Escucho pasos rápidos y Firmes.
Contengo la respiración. Tal vez solo pasan de largo. Tal vez nadie…
Golpean la puerta.
—¿Puedo pasar? —es la voz del rey. Sereno. Demasiado sereno.
No respondo. Me quedo inmóvil, como si el silencio pudiera hacerme invisible. Pero la puerta se abre igual.
Él entra. Alto, con la camisa aún manchada de sudor, la espada envainada, los ojos clavados en mí con una mezcla imposible de descifrar.
—¿Querías salvarme? —pregunta con una sonrisa que no sé si es burla o gratitud.
No sé qué responder. No puedo sostenerle la mirada.
Él se cruza de brazos.
—Podrías haber gritado antes —dice, como si nada—. Así habría ganado yo.
Se ríe de mi desconcierto, como si mi vergüenza fuera parte de su diversión. Luego se acerca a un baúl, lo abre con calma y toma una camisa blanca. Sin el menor pudor, se quita la que lleva puesta —aún sucia y empapada de sudor— y la lanza sobre la silla junto a la cama.
Se cambia ahí mismo, sin decir palabra, como si yo no estuviera.
No sé dónde mirar. Mis ojos, traicioneros, se deslizan un segundo por su torso antes de que mi sentido común me obligue a girarme por completo, dándole la espalda.
—Lo siento —murmuro, con la voz apenas audible.
Él no responde.
Mi corazón late con fuerza. No me atrevo a moverme. No sé si quedarme, salir corriendo o desaparecer.

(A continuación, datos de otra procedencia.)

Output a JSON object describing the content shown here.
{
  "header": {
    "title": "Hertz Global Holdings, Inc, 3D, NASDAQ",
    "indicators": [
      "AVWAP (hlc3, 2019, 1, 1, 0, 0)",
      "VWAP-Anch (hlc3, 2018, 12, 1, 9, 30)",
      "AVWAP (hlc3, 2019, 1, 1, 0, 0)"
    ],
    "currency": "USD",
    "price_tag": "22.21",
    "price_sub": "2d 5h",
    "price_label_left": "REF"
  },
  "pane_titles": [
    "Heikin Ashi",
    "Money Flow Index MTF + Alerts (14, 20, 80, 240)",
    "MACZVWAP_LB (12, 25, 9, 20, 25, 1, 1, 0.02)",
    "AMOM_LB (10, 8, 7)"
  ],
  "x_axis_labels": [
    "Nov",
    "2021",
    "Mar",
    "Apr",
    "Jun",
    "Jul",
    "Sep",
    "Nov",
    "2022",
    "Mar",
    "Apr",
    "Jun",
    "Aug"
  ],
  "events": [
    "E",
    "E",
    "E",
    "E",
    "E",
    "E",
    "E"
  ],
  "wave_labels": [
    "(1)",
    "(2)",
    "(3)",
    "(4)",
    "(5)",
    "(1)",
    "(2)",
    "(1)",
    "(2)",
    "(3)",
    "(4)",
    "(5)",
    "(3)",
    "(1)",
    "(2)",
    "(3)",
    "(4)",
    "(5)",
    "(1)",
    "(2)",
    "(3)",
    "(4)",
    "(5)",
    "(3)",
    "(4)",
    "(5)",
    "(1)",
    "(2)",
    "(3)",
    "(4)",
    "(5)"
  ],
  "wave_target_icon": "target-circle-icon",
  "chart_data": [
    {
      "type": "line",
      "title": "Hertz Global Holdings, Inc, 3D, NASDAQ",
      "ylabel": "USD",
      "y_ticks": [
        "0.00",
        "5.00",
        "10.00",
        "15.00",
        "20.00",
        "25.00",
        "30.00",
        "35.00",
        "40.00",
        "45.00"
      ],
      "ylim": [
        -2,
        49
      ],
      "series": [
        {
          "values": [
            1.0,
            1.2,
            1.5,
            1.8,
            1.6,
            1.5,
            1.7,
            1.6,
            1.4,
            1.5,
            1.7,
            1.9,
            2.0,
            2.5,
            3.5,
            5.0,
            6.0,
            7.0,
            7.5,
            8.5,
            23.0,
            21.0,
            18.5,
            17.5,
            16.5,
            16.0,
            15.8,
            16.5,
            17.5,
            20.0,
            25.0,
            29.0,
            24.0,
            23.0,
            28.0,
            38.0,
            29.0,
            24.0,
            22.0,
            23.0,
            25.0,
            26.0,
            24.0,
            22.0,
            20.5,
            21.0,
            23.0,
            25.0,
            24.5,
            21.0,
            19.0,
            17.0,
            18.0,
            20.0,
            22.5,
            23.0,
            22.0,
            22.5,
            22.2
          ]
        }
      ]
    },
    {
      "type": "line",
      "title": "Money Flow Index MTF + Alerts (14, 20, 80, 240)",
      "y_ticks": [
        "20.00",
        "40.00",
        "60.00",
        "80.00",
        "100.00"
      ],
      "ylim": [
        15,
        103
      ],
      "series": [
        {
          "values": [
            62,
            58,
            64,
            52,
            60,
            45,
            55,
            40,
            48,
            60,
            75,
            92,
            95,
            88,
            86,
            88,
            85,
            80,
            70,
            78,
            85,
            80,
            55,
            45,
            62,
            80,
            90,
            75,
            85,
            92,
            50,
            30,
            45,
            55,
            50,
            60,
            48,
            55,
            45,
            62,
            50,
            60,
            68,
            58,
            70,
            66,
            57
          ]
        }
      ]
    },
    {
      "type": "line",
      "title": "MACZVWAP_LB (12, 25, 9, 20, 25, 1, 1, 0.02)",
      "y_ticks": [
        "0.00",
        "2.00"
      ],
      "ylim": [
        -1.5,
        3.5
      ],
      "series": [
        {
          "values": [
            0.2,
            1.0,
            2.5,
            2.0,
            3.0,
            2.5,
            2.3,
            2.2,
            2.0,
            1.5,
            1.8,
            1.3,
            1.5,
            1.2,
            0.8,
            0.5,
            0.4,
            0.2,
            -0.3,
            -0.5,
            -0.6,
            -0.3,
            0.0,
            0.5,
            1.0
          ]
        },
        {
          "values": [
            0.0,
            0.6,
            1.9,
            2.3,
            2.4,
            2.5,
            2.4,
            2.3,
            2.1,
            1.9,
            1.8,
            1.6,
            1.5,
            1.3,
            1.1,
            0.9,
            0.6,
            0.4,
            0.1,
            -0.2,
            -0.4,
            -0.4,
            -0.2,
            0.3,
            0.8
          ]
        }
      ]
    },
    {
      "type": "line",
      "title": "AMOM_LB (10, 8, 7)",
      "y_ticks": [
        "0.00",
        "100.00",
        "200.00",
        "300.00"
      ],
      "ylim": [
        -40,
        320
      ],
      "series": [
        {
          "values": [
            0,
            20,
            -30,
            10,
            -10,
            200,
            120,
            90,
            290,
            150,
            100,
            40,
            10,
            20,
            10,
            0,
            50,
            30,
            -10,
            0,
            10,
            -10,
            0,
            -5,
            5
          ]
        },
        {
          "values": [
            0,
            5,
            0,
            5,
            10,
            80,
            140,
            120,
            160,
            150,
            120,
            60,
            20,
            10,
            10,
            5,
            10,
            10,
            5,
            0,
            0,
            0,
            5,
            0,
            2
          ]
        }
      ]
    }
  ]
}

—En una hora servirán el almuerzo. Te sugiero que salgas antes o no alcanzarás —dice, sin mirarme más. Con un gesto indiferente, se da la vuelta y se va sin decir nada más.
Me quedo allí, paralizada, con el sonido de la puerta cerrándose resonando en mis oídos. Lentamente, me tiro a la cama, derrotada. No tengo hambre, no puedo dejar de pensar en lo que acabo de ver. Su imagen, su torso, sigue grabado en mi mente, y por más que intento apartarlo, cada vez se vuelve más presente. No hay manera de sacarlo.
Cierro los ojos con fuerza, tratando de borrar la imagen, pero es inútil. La sensación de su presencia me siguen; entonces se que de verdad me gusta.